For applying above principle, the Company adopts five step model, which are: a) Identify the contract(s) with customer(s); b) Identify the performance obligations under the contract(s); c) Determine the transaction price; d) Allocate the transaction price to the performance obligations in the contract(s); e) recognise revenue, when or as the entity satisfies a performance obligation.

Contract Liabilities are recognised when there is an entity's obligation to transfer goods or services to a customer for which, the entity has received consideration from the customer. Revenue in excess of invoicing are classified as contract assets.

Sale of Goods:

Revenue from the sale of goods is recognised at the point in time, when control is transferred to the customer.

Interest Income:

Interest income is recognized on time proportion basis using the effective interest method.

Dividend income:

Dividend income is recognized when the right to receive payment is established, which becomes certain after shareholders' approval.

(x) Grants:

Grants and subsidies from the Government are recognised when there is reasonable assurance that the grant / subsidy will be received and all attaching conditions will be complied with. Revenue Grants are recognised in the Statement of Profit and Loss. Capital Grants relating to specific assets are recognised in the Balance Sheet by deducting the grant from carrying amount of the asset and depreciation is charged on reduced carrying value of asset.

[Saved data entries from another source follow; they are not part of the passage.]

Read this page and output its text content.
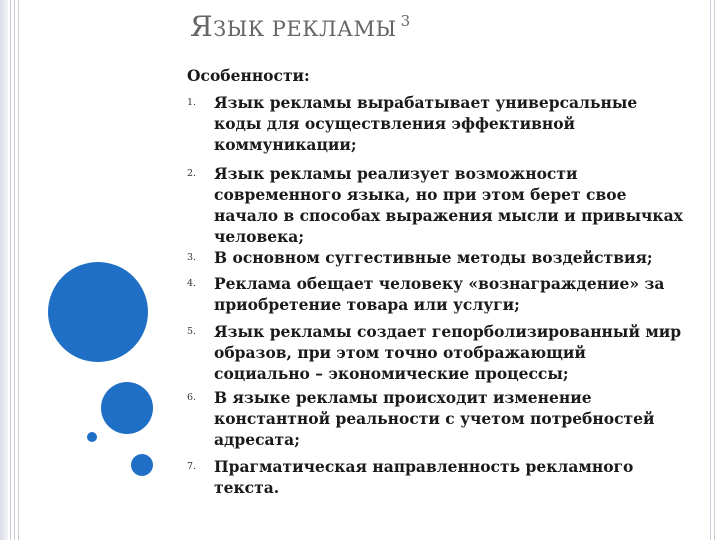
ЯЗЫК РЕКЛАМЫ $^3$
Особенности:
1. Язык рекламы вырабатывает универсальные коды для осуществления эффективной коммуникации;
2. Язык рекламы реализует возможности современного языка, но при этом берет свое начало в способах выражения мысли и привычках человека;
3. В основном суггестивные методы воздействия;
4. Реклама обещает человеку «вознаграждение» за приобретение товара или услуги;
5. Язык рекламы создает гепорболизированный мир образов, при этом точно отображающий социально – экономические процессы;
6. В языке рекламы происходит изменение константной реальности с учетом потребностей адресата;
7. Прагматическая направленность рекламного текста.
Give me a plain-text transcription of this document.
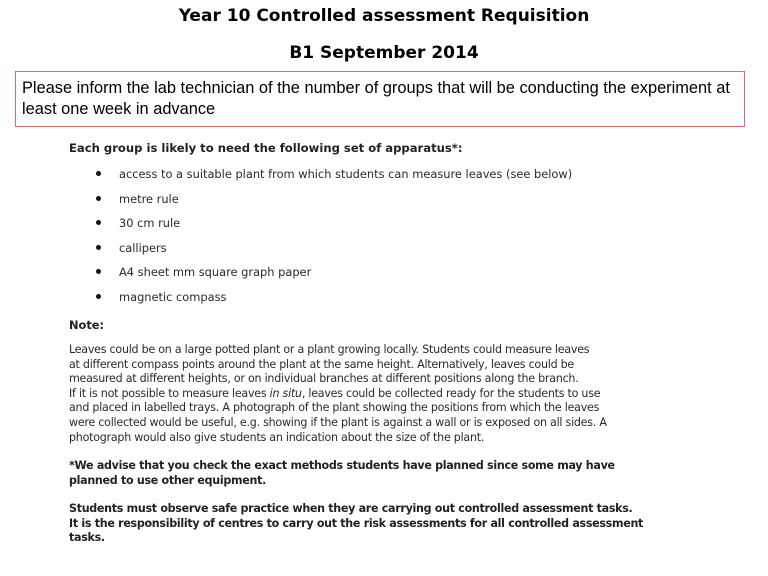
Year 10 Controlled assessment Requisition
B1 September 2014
Please inform the lab technician of the number of groups that will be conducting the experiment at least one week in advance
Each group is likely to need the following set of apparatus*:
access to a suitable plant from which students can measure leaves (see below)
metre rule
30 cm rule
callipers
A4 sheet mm square graph paper
magnetic compass
Note:
Leaves could be on a large potted plant or a plant growing locally. Students could measure leaves
at different compass points around the plant at the same height. Alternatively, leaves could be
measured at different heights, or on individual branches at different positions along the branch.
If it is not possible to measure leaves in situ, leaves could be collected ready for the students to use
and placed in labelled trays. A photograph of the plant showing the positions from which the leaves
were collected would be useful, e.g. showing if the plant is against a wall or is exposed on all sides. A
photograph would also give students an indication about the size of the plant.
*We advise that you check the exact methods students have planned since some may have
planned to use other equipment.
Students must observe safe practice when they are carrying out controlled assessment tasks.
It is the responsibility of centres to carry out the risk assessments for all controlled assessment
tasks.
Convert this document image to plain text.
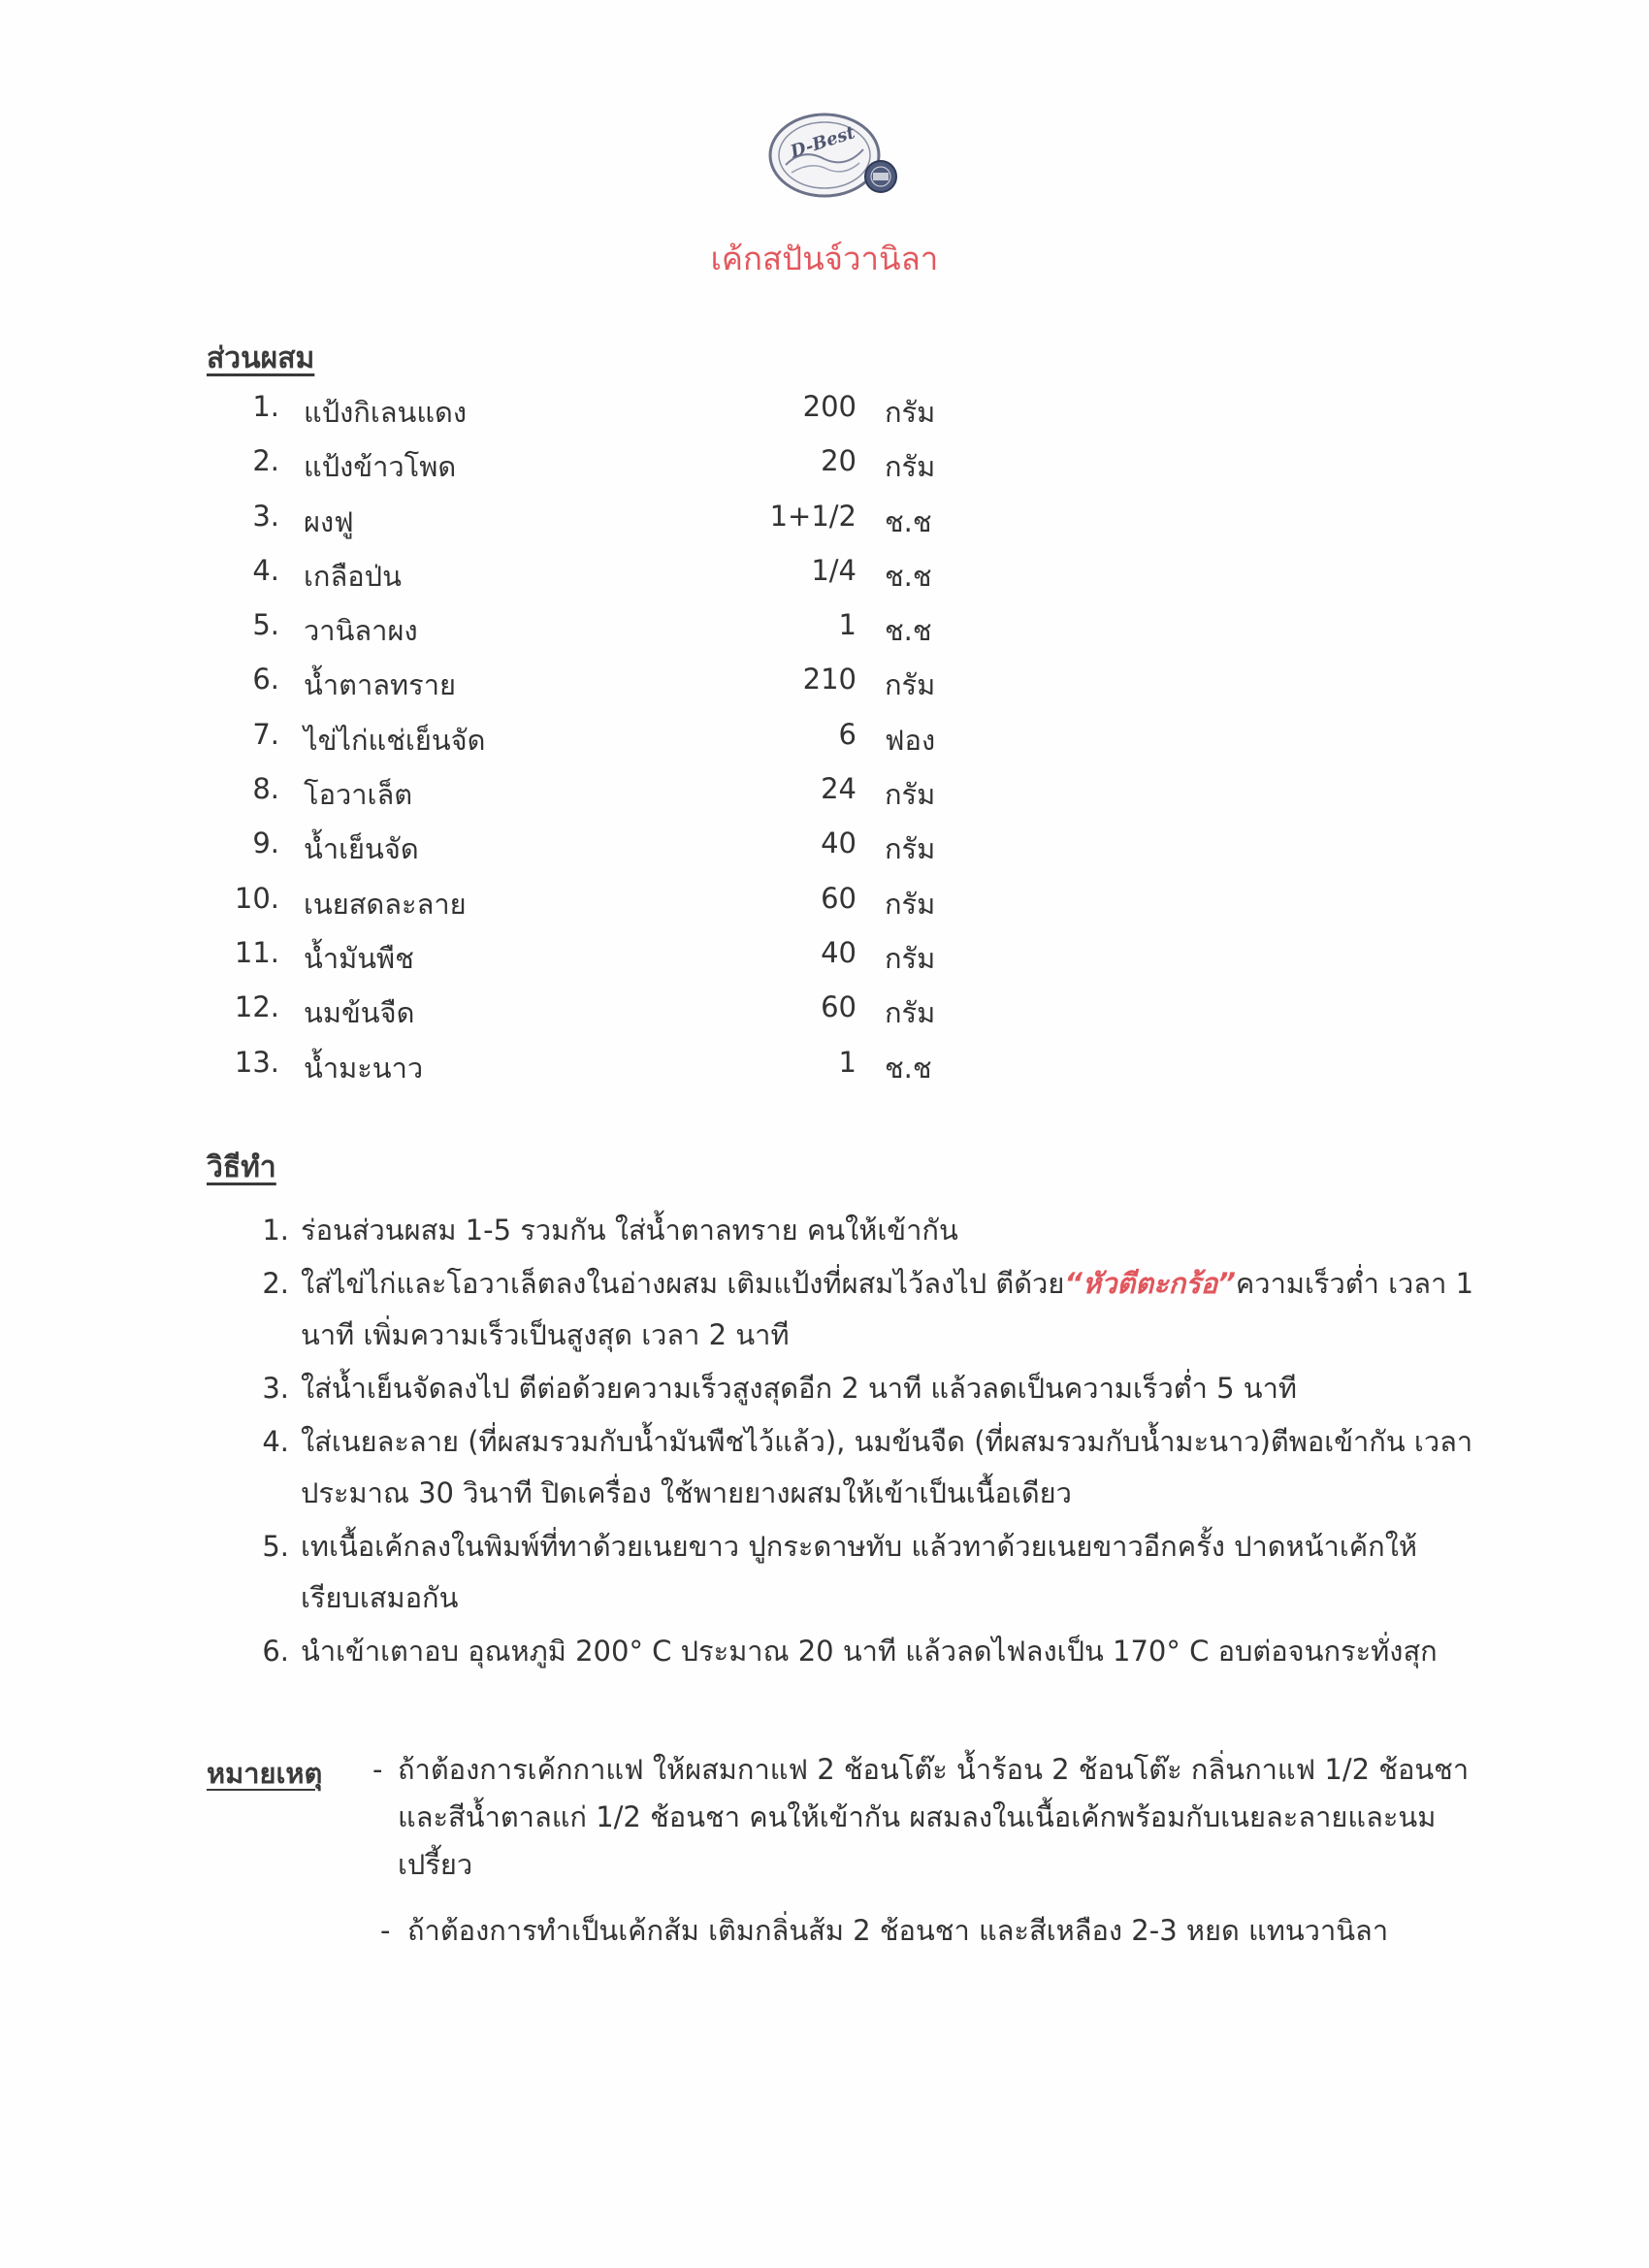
D-Best
เค้กสปันจ์วานิลา
ส่วนผสม
1. แป้งกิเลนแดง	200 กรัม
2. แป้งข้าวโพด	20 กรัม
3. ผงฟู	1+1/2 ช.ช
4. เกลือป่น	1/4 ช.ช
5. วานิลาผง	1 ช.ช
6. น้ำตาลทราย	210 กรัม
7. ไข่ไก่แช่เย็นจัด	6 ฟอง
8. โอวาเล็ต	24 กรัม
9. น้ำเย็นจัด	40 กรัม
10. เนยสดละลาย	60 กรัม
11. น้ำมันพืช	40 กรัม
12. นมข้นจืด	60 กรัม
13. น้ำมะนาว	1 ช.ช
วิธีทำ
1. ร่อนส่วนผสม 1-5 รวมกัน ใส่น้ำตาลทราย คนให้เข้ากัน
2. ใส่ไข่ไก่และโอวาเล็ตลงในอ่างผสม เติมแป้งที่ผสมไว้ลงไป ตีด้วย“หัวตีตะกร้อ”ความเร็วต่ำ เวลา 1 นาที เพิ่มความเร็วเป็นสูงสุด เวลา 2 นาที
3. ใส่น้ำเย็นจัดลงไป ตีต่อด้วยความเร็วสูงสุดอีก 2 นาที แล้วลดเป็นความเร็วต่ำ 5 นาที
4. ใส่เนยละลาย (ที่ผสมรวมกับน้ำมันพืชไว้แล้ว), นมข้นจืด (ที่ผสมรวมกับน้ำมะนาว)ตีพอเข้ากัน เวลาประมาณ 30 วินาที ปิดเครื่อง ใช้พายยางผสมให้เข้าเป็นเนื้อเดียว
5. เทเนื้อเค้กลงในพิมพ์ที่ทาด้วยเนยขาว ปูกระดาษทับ แล้วทาด้วยเนยขาวอีกครั้ง ปาดหน้าเค้กให้เรียบเสมอกัน
6. นำเข้าเตาอบ อุณหภูมิ 200° C ประมาณ 20 นาที แล้วลดไฟลงเป็น 170° C อบต่อจนกระทั่งสุก
หมายเหตุ - ถ้าต้องการเค้กกาแฟ ให้ผสมกาแฟ 2 ช้อนโต๊ะ น้ำร้อน 2 ช้อนโต๊ะ กลิ่นกาแฟ 1/2 ช้อนชาและสีน้ำตาลแก่ 1/2 ช้อนชา คนให้เข้ากัน ผสมลงในเนื้อเค้กพร้อมกับเนยละลายและนมเปรี้ยว
- ถ้าต้องการทำเป็นเค้กส้ม เติมกลิ่นส้ม 2 ช้อนชา และสีเหลือง 2-3 หยด แทนวานิลา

Export incentives are recognised in the Statement of Profit and Loss.

(xi) Impairment:

The carrying amounts of Property, plant and equipment, Intangible assets, Investment property and Investments are reviewed at each Balance Sheet date to assess impairment if any, based on internal / external factors. An asset is treated as impaired, when the carrying cost of asset exceeds its recoverable value, being higher of value in use and net selling price. An impairment loss is recognised as an expense in the Statement of Profit and Loss in the year in which an asset is identified as impaired. The impairment loss recognised in prior accounting period is reversed, if there has been an improvement in recoverable amount.